Ezarel fronça les sourcils. Il ne voyait pas ce qu'il avait pu faire pour déplaire à la capitaine, mais il s'était empressé de rejoindre son bureau. Il frappa trois coups avant d'entrer. Séraphina l'attendait, les bras croisés, en tapant nerveusement du pied, le nez retroussé et les sourcils froncés.
— Vous vouliez me voir, Capitaine ? demanda Ezarel sans se démonter face à l'attitude intimidante de la potionniste.
— Tu as travaillé au laboratoire hier ?
— Oui, j'ai préparé les potions d'énergie que vous m'aviez demandées.
— Tu ne saurais pas où est passée la potion de transformation de métamorphose spontanée semi-permanente ?
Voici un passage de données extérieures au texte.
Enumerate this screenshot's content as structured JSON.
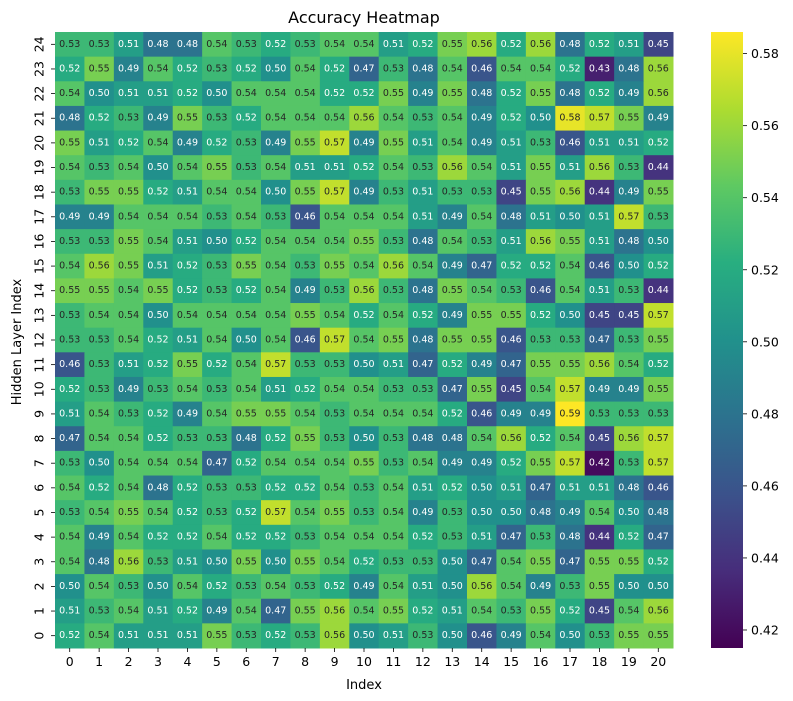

— La potion de... Capitaine, il faudrait vraiment que vous songiez à trouver des noms plus courts pour vos potions, releva Ezarel en affichant un air désabusé.
— Là n'est pas le propos ! répliqua Séraphina en agitant la main avec impatience.
— Désolé. Eh bien, je ne sais...
C'est alors qu'Ezarel se souvint de la conversation qu'il avait eue avec Rena la veille. Elle lui avait posé des questions sur les potions de transformation et semblait intéressée par le contenu de l'armoire. À tous les coups, c'était elle qui l'avait subtilisée. Il ne voyait pas d'autre explication.
— Ezarel ? lança Séraphina en claquant des doigts pour le tirer de sa rêverie.
— Ah, oui, je me souviens ! Je suis vraiment désolé, j'ai renversé une fiole en rangeant les potions d'énergie hier, ça devait être ça. Je la referai, s'il le faut.
— Ezarel ! Ce n'est pas une potion que tu peux réaliser à ton niveau ! Sais-tu combien de temps il faut pour réaliser une telle potion et à quel point les ingrédients nécessaires sont rares et coûteux ? Ce n'est pas pour rien qu'elles sont sous clé !
— Je suis vraiment désolé, ça ne se reproduira plus.
— C'est bon, hors de ma vue ! ordonna-t-elle avec irritation en le chassant d'un geste de la main.
L'elfe s'inclina légèrement avant de prendre congé. Il fallait qu'il trouve Rena. Il frappa à la porte de sa chambre. Pas de réponse. La porte était fermée à clé. Il interrogea quelques membres de la garde de l'Ombre, mais personne ne l'avait vue. Si quelqu'un savait où elle se trouvait et ce qu'elle faisait, c'était Nevra.
***
Prêt à ravaler sa fierté, l'Absynthe s'était lancé à la recherche du vice-capitaine de l'Ombre. Il le trouva dans les jardins, entouré d'un groupe de jeunes femmes qui lui faisaient les yeux doux tout en buvant ses paroles comme du petit lait.
— Dragoman ! appela Ezarel d'une voix forte et ferme.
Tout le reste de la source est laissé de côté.